Un parlamento dominado por políticas extremistas puede llevar a Francia a un periodo prolongado de inestabilidad social y económica, ya que los dos grupos tienen un trasfondo euroescéptico. Esto acarrearía una crisis política y fiscal que seguiría impactando en la bolsa y en los tenedores de bonos franceses que temen una repetición de la crisis del euro.

situación política y económica de francia

Si se diera el peor escenario, el BCE dispone de medidas de emergencia para poder estabilizar los precios de los bonos (no hay nada como poder comprar bonos contra el propio balance del BCE para estabilizar el mercado), que de momento no tienen previsto utilizar. Tras unas declaraciones de un miembro del BCE se ha podido confirmar que no van a empezar a comprar deuda europea, ya que se trata de un reajuste de precios de manera no desordenada (es decir, que no han caído lo suficiente para tener que intervenir en el mercado comprando).

Principales damnificados

 En el actual contexto, los principales damnificados por el mercado han sido el sector financiero, y en concreto los bancos franceses, que son los principales poseedores de deuda gubernamental. Los inversores entienden que volveremos a tener un escenario de las anteriores crisis financieras. Con lo que el mercado se ha cebado en Société Générale, Bnp Paribas y Crédit Agricole.

Otros afectados han sido las empresas concesionarias debido a la posible nacionalización de autopistas y otras concesiones actuales, afectando a empresas como   Eifage, Paris Aéroport y Vinci entres otras. También se ha cebado en todo lo que sean Mid& Small Caps. De hecho, la mayoría de las casas de análisis de los grandes bancos americanos han recomendado a sus clientes reducir exposición a Francia y por si acaso a Europa.

Hace tan solo un mes estos mismos empezaban a recomendar a sus clientes comprar empresas francesas que se beneficiasen de los juegos olímpicos (todo esto ya queda muy lejos en términos bursátiles ya que un mes es como un año en los mercados) y ahora les recomiendan justo todo lo contrario: vender (recordar que la principal fuente de ingresos de estas casas de análisis son la compraventa de acciones).

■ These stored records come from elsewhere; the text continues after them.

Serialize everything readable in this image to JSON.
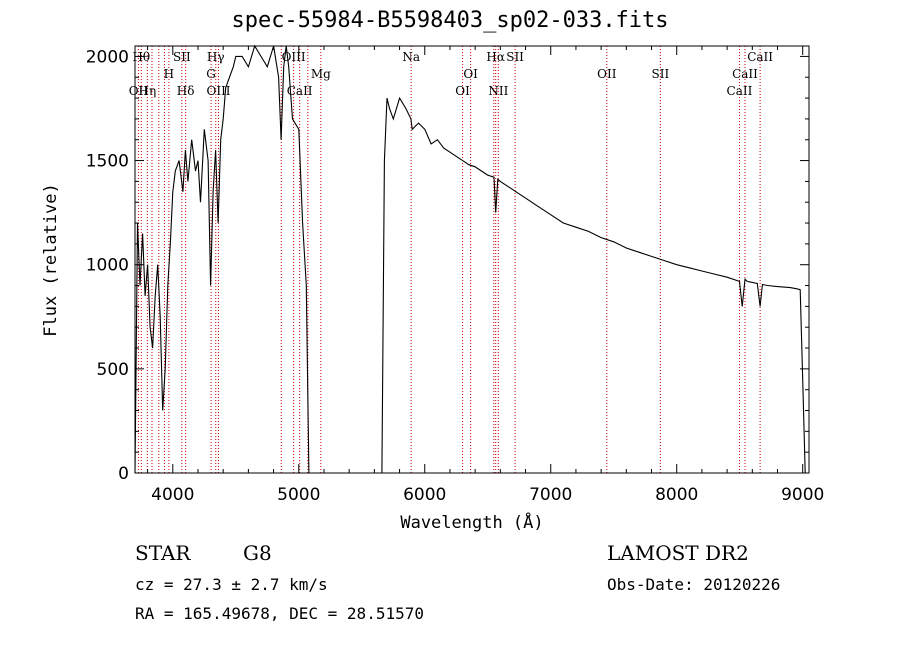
{
  "chart_data": {
    "type": "line",
    "title": "spec-55984-B5598403_sp02-033.fits",
    "xlabel": "Wavelength (Å)",
    "ylabel": "Flux (relative)",
    "xlim": [
      3700,
      9050
    ],
    "ylim": [
      0,
      2050
    ],
    "xticks": [
      4000,
      5000,
      6000,
      7000,
      8000,
      9000
    ],
    "yticks": [
      0,
      500,
      1000,
      1500,
      2000
    ],
    "grid": false,
    "line_color": "#000000",
    "marker_color": "#cc0000",
    "series": [
      {
        "x": [
          3700,
          3720,
          3740,
          3760,
          3780,
          3800,
          3820,
          3840,
          3860,
          3880,
          3900,
          3920,
          3940,
          3960,
          3980,
          4000,
          4020,
          4050,
          4080,
          4100,
          4120,
          4150,
          4180,
          4200,
          4220,
          4250,
          4280,
          4300,
          4320,
          4340,
          4360,
          4380,
          4400,
          4420,
          4450,
          4480,
          4500,
          4550,
          4600,
          4650,
          4700,
          4750,
          4800,
          4840,
          4860,
          4880,
          4900,
          4920,
          4950,
          5000,
          5030,
          5060,
          5080,
          5100,
          5120,
          5200,
          5300,
          5400,
          5500,
          5600,
          5660,
          5680,
          5700,
          5720,
          5750,
          5800,
          5850,
          5890,
          5900,
          5950,
          6000,
          6050,
          6100,
          6150,
          6200,
          6250,
          6300,
          6350,
          6400,
          6450,
          6500,
          6550,
          6563,
          6580,
          6600,
          6650,
          6700,
          6750,
          6800,
          6900,
          7000,
          7100,
          7200,
          7300,
          7400,
          7500,
          7600,
          7700,
          7800,
          7900,
          8000,
          8100,
          8200,
          8300,
          8400,
          8498,
          8520,
          8542,
          8560,
          8600,
          8640,
          8662,
          8680,
          8720,
          8800,
          8900,
          8950,
          8980,
          9000,
          9020
        ],
        "y": [
          0,
          1200,
          900,
          1150,
          850,
          1000,
          700,
          600,
          850,
          1000,
          750,
          300,
          500,
          900,
          1100,
          1350,
          1450,
          1500,
          1350,
          1550,
          1400,
          1600,
          1450,
          1500,
          1300,
          1650,
          1500,
          900,
          1350,
          1550,
          1200,
          1600,
          1700,
          1850,
          1900,
          1950,
          2000,
          2000,
          1950,
          2050,
          2000,
          1950,
          2050,
          1900,
          1600,
          1950,
          2050,
          1950,
          1700,
          1650,
          1200,
          900,
          0,
          0,
          0,
          0,
          0,
          0,
          0,
          0,
          0,
          1500,
          1800,
          1750,
          1700,
          1800,
          1750,
          1700,
          1650,
          1680,
          1650,
          1580,
          1600,
          1560,
          1540,
          1520,
          1500,
          1480,
          1470,
          1450,
          1430,
          1420,
          1250,
          1410,
          1400,
          1380,
          1360,
          1340,
          1320,
          1280,
          1240,
          1200,
          1180,
          1160,
          1130,
          1110,
          1080,
          1060,
          1040,
          1020,
          1000,
          985,
          970,
          955,
          940,
          920,
          800,
          930,
          920,
          915,
          910,
          800,
          905,
          900,
          895,
          890,
          885,
          880,
          450,
          0
        ]
      }
    ],
    "line_markers": [
      {
        "x": 3727,
        "label": "OII",
        "row": 3
      },
      {
        "x": 3750,
        "label": "Hθ",
        "row": 1
      },
      {
        "x": 3798,
        "label": "Hη",
        "row": 3
      },
      {
        "x": 3835,
        "label": "",
        "row": 0
      },
      {
        "x": 3889,
        "label": "",
        "row": 0
      },
      {
        "x": 3934,
        "label": "",
        "row": 0
      },
      {
        "x": 3969,
        "label": "H",
        "row": 2
      },
      {
        "x": 4072,
        "label": "SII",
        "row": 1
      },
      {
        "x": 4102,
        "label": "Hδ",
        "row": 3
      },
      {
        "x": 4304,
        "label": "G",
        "row": 2
      },
      {
        "x": 4341,
        "label": "Hγ",
        "row": 1
      },
      {
        "x": 4363,
        "label": "OIII",
        "row": 3
      },
      {
        "x": 4861,
        "label": "",
        "row": 0
      },
      {
        "x": 4959,
        "label": "OIII",
        "row": 1
      },
      {
        "x": 5007,
        "label": "CaII",
        "row": 3
      },
      {
        "x": 5072,
        "label": "",
        "row": 0
      },
      {
        "x": 5175,
        "label": "Mg",
        "row": 2
      },
      {
        "x": 5892,
        "label": "Na",
        "row": 1
      },
      {
        "x": 6300,
        "label": "OI",
        "row": 3
      },
      {
        "x": 6364,
        "label": "OI",
        "row": 2
      },
      {
        "x": 6548,
        "label": "",
        "row": 0
      },
      {
        "x": 6563,
        "label": "Hα",
        "row": 1
      },
      {
        "x": 6584,
        "label": "NII",
        "row": 3
      },
      {
        "x": 6717,
        "label": "SII",
        "row": 1
      },
      {
        "x": 7445,
        "label": "OII",
        "row": 2
      },
      {
        "x": 7870,
        "label": "SII",
        "row": 2
      },
      {
        "x": 8498,
        "label": "CaII",
        "row": 3
      },
      {
        "x": 8542,
        "label": "CaII",
        "row": 2
      },
      {
        "x": 8662,
        "label": "CaII",
        "row": 1
      }
    ]
  },
  "info": {
    "object_class": "STAR",
    "subclass": "G8",
    "survey": "LAMOST DR2",
    "redshift": "cz = 27.3 ± 2.7 km/s",
    "obs_date": "Obs-Date: 20120226",
    "coords": "RA = 165.49678, DEC =  28.51570"
  }
}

En fin, todo parecería indicar que gran parte del escenario desastroso ya está en precio, ya que los mercados se han adelantado por si acaso.

A mí, personalmente, me hace más bien recordar lo que sucedió en Italia tras ganar las elecciones el partido de Giorgia Meloni (Partido de derecha nacionalista como el de Marie L Pen), con unas expectativas que era exactamente iguales a lo que dibujan hoy los mercados y con las mismas preocupaciones que antes he descrito.

Por consiguiente, habrá que tener mucho cuidado con dejarse llevar por Mr Market ya que más bien estaríamos delante de lo que se denomina en términos bursátiles una oportunidad de compra (para los más prudentes un momento de no vender). Posiblemente a final de año recordemos este momento como una buena oportunidad de entrar en el mercado.

Desde Kudo Invest, seguimos asesorando a nuestros clientes de mantenerse invertidos en Renta fija en la parte corta de la curva y en Renta Variable en empresas de calidad con buenos fundamentales y con valoraciones que se ajusten a su crecimiento de beneficios. Y una clara apuesta por empresas europeas, más ahora después de la corrección sufrida por las elecciones francesas.